Na resposta oferecida pelo Estado do Acre (fls. 25/40), este sustenta a inépcia da inicial e sua ilegitimidade passiva, na medida em que não foi indicado qual dos réus teria realizado a reprodução da imagem das autoras, o que importa incompatibilidade entre a fundamentação e o pedido e, por conseguinte, ilegitimidade do Estado do Acre. No mérito, sustenta a inexistência dos pressupostos autorizadores da obrigação de indenização, porquanto o funcionário foi autorizado a tirar a fotografia, a qual não foi utilizada para fins ilícitos, mas para fins informativos e enaltecedor da sociedade. Ademais, eventual perturbação às autoras teria o caráter de mero dissabor, o que não enseja indenização. Mas na remota hipótese de condenação, o valor a ser fixado deve respeitar os princípios da razoabilidade e da proporcionalidade. Ao final, postula o acolhimento das preliminares e, no mérito, a improcedência do pedido.
Na contestação oferecida pelo Município de Rio Branco (fls. 44/64), este sustenta que da narração dos fatos não decorre logicamente a conclusão, pois da imagem utilizada no convite não se constata lesão a honra, boa fama e respeitabilidade das autoras.
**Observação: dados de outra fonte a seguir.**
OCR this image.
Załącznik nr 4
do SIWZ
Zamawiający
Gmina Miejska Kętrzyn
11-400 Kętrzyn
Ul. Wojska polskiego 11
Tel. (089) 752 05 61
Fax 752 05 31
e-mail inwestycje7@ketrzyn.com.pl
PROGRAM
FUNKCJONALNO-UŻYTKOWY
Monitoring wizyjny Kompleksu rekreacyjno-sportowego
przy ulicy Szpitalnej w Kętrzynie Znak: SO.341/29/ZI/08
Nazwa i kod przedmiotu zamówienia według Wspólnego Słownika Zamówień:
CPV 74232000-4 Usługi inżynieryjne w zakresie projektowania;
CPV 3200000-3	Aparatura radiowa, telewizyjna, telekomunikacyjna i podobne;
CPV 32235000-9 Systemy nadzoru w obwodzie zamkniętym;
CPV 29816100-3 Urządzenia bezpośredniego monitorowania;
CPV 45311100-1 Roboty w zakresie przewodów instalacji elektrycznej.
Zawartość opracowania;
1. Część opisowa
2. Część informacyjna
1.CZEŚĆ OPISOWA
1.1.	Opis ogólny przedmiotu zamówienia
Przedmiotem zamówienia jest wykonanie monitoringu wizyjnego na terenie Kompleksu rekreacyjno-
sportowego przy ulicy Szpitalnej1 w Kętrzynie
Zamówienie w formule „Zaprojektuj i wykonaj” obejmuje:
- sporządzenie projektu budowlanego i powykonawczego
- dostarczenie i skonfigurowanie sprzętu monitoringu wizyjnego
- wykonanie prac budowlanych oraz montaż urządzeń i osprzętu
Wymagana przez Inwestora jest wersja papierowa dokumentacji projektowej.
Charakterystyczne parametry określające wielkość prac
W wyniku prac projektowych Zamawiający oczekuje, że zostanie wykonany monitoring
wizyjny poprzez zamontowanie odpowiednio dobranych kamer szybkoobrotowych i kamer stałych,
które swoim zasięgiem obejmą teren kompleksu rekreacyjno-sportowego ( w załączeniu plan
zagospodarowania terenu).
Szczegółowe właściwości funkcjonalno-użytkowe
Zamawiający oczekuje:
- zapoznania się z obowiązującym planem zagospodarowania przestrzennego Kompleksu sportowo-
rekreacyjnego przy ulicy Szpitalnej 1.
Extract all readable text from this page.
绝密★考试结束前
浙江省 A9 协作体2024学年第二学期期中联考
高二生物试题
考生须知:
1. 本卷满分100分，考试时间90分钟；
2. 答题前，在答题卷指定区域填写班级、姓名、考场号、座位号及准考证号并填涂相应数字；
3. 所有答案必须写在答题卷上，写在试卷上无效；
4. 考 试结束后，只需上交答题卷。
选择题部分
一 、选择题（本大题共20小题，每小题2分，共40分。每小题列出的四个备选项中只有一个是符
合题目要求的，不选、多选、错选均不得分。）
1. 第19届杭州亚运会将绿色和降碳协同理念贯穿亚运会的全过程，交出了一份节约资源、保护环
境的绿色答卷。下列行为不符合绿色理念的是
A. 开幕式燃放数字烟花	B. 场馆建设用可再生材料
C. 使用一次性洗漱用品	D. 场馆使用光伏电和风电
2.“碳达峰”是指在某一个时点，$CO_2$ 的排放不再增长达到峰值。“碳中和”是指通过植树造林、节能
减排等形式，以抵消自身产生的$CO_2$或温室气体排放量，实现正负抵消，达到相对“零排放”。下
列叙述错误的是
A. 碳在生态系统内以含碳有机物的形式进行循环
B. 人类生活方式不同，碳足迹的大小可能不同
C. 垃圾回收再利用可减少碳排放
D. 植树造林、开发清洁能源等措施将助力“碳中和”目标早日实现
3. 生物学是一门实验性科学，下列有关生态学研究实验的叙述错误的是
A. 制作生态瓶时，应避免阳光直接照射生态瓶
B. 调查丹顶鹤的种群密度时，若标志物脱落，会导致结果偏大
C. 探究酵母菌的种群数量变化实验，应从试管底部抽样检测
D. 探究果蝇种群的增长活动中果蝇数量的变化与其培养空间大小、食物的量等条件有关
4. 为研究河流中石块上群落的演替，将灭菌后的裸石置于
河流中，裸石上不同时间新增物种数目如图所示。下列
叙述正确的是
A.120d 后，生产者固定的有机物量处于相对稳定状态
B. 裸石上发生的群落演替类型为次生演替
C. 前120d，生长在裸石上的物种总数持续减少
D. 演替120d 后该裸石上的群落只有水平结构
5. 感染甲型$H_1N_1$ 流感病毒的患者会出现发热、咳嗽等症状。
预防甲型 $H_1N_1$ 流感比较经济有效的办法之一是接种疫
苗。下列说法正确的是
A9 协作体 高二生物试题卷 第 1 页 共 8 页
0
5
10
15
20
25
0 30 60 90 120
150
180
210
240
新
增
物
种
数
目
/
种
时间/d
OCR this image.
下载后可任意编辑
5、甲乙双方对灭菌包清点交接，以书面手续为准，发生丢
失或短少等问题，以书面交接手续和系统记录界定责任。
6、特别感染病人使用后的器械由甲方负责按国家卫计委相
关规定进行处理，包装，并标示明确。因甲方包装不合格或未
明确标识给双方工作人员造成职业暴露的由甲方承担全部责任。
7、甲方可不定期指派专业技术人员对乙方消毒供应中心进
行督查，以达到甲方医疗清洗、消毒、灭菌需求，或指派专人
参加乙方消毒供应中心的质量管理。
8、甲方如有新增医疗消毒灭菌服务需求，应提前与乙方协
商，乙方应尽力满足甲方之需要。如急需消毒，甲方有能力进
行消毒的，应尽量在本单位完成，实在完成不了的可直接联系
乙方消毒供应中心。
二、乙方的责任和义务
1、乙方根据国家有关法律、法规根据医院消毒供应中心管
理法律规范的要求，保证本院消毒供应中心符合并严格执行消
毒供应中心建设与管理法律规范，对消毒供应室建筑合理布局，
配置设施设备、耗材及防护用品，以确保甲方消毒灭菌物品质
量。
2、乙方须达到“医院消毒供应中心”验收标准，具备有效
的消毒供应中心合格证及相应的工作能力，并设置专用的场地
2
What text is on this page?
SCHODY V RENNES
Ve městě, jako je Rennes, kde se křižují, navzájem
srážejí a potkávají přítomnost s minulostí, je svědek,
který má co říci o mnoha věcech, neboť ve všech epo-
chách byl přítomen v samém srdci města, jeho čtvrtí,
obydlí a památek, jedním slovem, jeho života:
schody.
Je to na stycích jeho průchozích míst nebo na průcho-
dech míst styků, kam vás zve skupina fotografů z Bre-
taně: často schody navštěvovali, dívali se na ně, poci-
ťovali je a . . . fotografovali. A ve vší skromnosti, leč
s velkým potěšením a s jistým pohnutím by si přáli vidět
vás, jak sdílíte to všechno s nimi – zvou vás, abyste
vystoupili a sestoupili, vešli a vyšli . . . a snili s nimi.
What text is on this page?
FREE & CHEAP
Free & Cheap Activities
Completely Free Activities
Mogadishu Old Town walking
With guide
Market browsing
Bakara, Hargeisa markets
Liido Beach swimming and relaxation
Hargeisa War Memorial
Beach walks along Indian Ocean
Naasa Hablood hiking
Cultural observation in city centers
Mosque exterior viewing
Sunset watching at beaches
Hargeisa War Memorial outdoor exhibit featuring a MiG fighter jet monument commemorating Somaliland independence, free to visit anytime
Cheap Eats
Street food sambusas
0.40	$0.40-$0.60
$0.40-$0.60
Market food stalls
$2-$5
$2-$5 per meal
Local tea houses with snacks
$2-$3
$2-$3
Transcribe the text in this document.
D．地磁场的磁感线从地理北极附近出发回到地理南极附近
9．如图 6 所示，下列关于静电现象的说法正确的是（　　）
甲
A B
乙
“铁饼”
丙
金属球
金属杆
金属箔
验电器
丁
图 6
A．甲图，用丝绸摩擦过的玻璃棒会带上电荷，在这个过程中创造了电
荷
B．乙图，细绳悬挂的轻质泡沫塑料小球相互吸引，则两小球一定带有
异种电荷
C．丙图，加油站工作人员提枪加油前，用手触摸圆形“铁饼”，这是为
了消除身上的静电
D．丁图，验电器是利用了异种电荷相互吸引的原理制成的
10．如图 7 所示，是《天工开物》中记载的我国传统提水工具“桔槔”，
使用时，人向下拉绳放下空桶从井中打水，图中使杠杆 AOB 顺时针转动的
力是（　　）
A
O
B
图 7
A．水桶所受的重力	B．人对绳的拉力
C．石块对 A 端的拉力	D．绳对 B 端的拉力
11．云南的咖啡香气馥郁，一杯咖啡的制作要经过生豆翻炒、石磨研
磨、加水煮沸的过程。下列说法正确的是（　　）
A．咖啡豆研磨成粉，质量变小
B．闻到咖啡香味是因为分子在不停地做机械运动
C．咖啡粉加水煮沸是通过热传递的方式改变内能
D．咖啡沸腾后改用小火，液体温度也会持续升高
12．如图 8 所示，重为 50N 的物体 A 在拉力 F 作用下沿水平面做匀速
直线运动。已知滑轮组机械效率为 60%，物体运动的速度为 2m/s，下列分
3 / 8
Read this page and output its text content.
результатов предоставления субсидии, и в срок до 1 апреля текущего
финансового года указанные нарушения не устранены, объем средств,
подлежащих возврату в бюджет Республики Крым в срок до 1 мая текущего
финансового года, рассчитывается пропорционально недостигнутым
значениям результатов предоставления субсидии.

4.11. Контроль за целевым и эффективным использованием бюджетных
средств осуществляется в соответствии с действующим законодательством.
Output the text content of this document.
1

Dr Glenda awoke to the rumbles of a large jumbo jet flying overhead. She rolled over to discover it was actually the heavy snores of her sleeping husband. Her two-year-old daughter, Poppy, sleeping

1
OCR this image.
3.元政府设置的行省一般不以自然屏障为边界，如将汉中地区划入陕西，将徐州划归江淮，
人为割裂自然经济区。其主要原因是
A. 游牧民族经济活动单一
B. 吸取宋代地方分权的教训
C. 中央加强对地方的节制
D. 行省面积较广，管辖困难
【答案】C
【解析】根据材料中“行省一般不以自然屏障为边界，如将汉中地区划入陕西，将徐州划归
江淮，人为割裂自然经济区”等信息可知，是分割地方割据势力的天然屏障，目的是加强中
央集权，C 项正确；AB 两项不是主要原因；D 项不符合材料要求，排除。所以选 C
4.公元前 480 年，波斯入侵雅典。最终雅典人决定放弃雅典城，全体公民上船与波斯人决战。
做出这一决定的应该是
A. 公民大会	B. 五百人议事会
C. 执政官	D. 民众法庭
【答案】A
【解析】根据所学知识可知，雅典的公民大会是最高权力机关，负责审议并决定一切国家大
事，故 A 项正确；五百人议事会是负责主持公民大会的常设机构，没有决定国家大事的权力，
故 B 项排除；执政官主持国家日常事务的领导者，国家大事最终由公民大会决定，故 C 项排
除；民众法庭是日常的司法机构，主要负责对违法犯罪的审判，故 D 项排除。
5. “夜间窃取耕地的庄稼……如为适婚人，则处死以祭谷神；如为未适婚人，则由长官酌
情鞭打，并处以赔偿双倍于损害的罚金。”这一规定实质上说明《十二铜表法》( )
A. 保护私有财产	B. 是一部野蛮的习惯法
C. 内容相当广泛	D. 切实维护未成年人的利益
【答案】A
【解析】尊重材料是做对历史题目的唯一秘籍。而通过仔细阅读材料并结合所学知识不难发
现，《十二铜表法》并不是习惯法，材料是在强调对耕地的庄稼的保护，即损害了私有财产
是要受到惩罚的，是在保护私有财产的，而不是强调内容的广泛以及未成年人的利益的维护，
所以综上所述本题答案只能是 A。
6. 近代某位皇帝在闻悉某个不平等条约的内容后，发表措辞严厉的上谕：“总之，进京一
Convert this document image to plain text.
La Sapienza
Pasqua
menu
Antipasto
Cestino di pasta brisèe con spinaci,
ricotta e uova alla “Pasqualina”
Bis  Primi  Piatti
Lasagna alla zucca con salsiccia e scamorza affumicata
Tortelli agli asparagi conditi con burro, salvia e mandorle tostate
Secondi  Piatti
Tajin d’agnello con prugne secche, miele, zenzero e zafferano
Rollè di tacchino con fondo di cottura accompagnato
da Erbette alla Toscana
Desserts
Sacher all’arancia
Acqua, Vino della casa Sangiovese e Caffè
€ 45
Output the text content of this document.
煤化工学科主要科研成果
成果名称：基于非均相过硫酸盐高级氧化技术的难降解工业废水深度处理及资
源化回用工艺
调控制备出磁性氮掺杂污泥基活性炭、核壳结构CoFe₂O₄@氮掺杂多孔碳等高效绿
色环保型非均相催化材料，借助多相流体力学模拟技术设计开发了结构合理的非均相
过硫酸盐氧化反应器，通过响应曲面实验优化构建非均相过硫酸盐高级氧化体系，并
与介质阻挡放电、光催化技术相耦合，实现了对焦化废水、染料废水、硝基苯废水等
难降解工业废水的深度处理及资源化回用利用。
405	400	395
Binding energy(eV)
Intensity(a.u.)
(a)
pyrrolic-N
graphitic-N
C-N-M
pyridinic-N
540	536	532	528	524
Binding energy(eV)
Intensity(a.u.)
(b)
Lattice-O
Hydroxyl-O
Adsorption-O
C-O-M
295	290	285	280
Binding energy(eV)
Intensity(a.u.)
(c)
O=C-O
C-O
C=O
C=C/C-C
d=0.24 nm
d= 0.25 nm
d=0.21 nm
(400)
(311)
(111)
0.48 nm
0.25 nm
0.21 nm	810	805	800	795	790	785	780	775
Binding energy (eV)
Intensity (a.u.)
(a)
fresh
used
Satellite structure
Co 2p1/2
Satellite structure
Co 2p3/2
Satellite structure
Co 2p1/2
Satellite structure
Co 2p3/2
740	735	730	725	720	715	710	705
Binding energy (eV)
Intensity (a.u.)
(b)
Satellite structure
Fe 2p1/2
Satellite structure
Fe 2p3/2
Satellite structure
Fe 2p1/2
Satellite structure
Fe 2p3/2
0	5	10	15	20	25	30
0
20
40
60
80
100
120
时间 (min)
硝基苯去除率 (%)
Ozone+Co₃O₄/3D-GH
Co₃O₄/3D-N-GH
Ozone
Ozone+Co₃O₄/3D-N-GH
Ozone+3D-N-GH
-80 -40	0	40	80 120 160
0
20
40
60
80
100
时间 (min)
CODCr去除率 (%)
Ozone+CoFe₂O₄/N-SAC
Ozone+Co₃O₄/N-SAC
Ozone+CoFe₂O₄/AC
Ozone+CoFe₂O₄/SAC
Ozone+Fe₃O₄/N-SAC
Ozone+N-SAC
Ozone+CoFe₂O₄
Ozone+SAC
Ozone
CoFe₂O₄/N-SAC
Ademais, a fundamentação contida na inicial é imprecisa, na medida em que não indica se a indenização almejada decorre da violação do direito à imagem ou da divulgação das imagens sem a devida autorização. Ainda em sede preliminar, sustenta a sua ilegitimidade passiva, pois a inicial sequer indica o nome do servidor que fotografou as autoras, sendo incerto se ele pertencia aos quadros do Estado do Acre ou do Município de Rio Branco. No mérito, sustenta a ausência dos pressupostos da obrigação de indenizar e a exorbitância do valor cobrado. Postula o acolhimento das preliminares e, no mérito, a improcedência do pedido.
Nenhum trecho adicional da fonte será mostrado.